35-Millionen-Wasserstoffprojekt in Düren droht am mangelnden Bedarf zu scheitern
Gerlinde Heinrich35-Millionen-Wasserstoffprojekt in Düren droht am mangelnden Bedarf zu scheitern
35-Millionen-Euro-Wasserstoffprojekt in Düren: Verzögerungen und finanzielle Probleme
Ein mit 35 Millionen Euro veranschlagtes Wasserstoffprojekt in Düren steht vor Verzögerungen und wirtschaftlichen Herausforderungen. Die 10-Megawatt-Elektrolyseanlage im Brainergy Park in Jülich, die mit 14,7 Millionen Euro vom Bund gefördert wird, sollte eigentlich 20 Wasserstoffbusse versorgen. Doch wegen deutlich höherer Produktionskosten als geplant und geringer Nachfrage steht die Zukunft der Anlage – und damit auch der Busse – auf dem Spiel.
Die Elektrolyseanlage war darauf ausgelegt, bis zu 180 Kilogramm Wasserstoff pro Stunde oder etwa 1.577 Tonnen pro Jahr zu erzeugen. Doch der Fuhrpark von 20 Bussen in Düren verbraucht jährlich nur rund 72 Tonnen – die Anlage läuft damit bei weniger als fünf Prozent ihrer Kapazität. Allein die Investitionskosten treiben den Wasserstoffpreis auf 69 Euro pro Kilogramm, während die Gesamtkosten – inklusive Strom und Wartung – zwischen 105 und 140 Euro pro Kilogramm liegen.

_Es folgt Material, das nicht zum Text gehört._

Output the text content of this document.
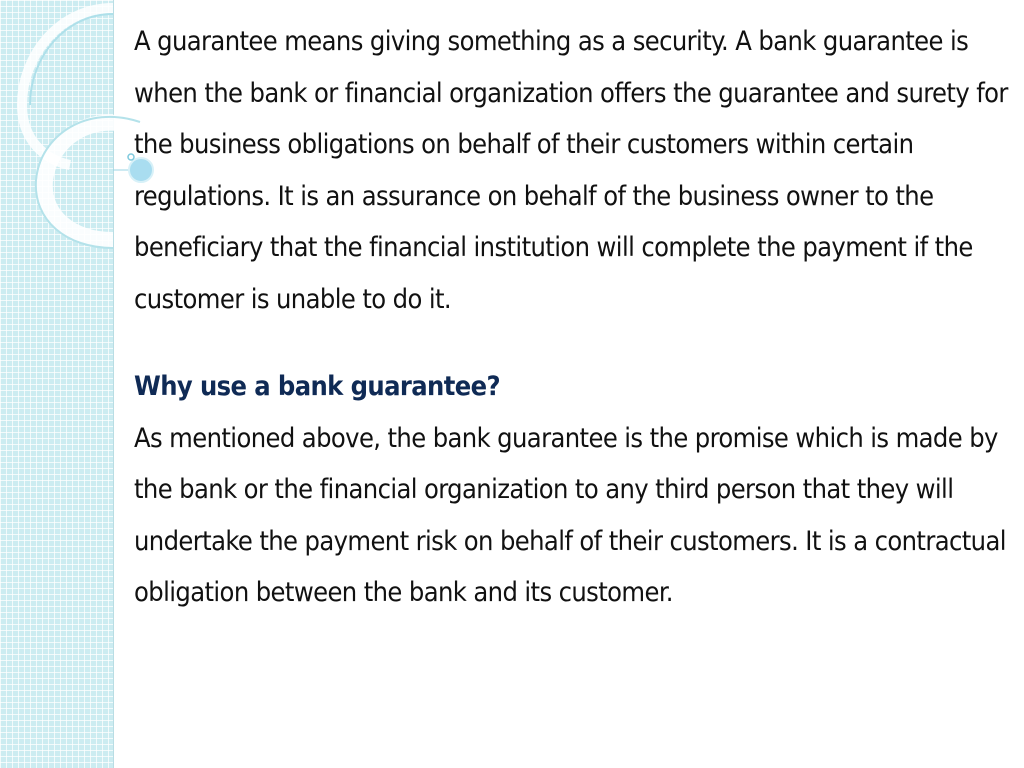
A guarantee means giving something as a security. A bank guarantee is when the bank or financial organization offers the guarantee and surety for the business obligations on behalf of their customers within certain regulations. It is an assurance on behalf of the business owner to the beneficiary that the financial institution will complete the payment if the customer is unable to do it.

Why use a bank guarantee?

As mentioned above, the bank guarantee is the promise which is made by the bank or the financial organization to any third person that they will undertake the payment risk on behalf of their customers. It is a contractual obligation between the bank and its customer.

Verzögerter Start und Risiko von Engpässen Durch Bauverzögerungen könnte die Anlage nicht wie geplant in Betrieb gehen. Selbst nach der Inbetriebnahme droht eine längere Testphase, in der es zu Wasserstoffknappheit für die Busse kommen könnte. Falls die Tankstelle unwirtschaftlich wird, könnte der Betreiber H2 Mobility sie schließen – und die Busse ohne Treibstoff dastehen lassen.
Die Probleme des Projekts spiegeln allgemeine Schwierigkeiten bei Wasserstoff-Pilotvorhaben wider. Erfahrungen aus Aberdeen und Kalifornien zeigen, dass kleine Testprojekte selten zu nachhaltigen Systemen ausgebaut werden. Zudem erfordert die Hochdruck-Infrastruktur deutlich mehr Wartung, als frühere Modelle vorhersagten.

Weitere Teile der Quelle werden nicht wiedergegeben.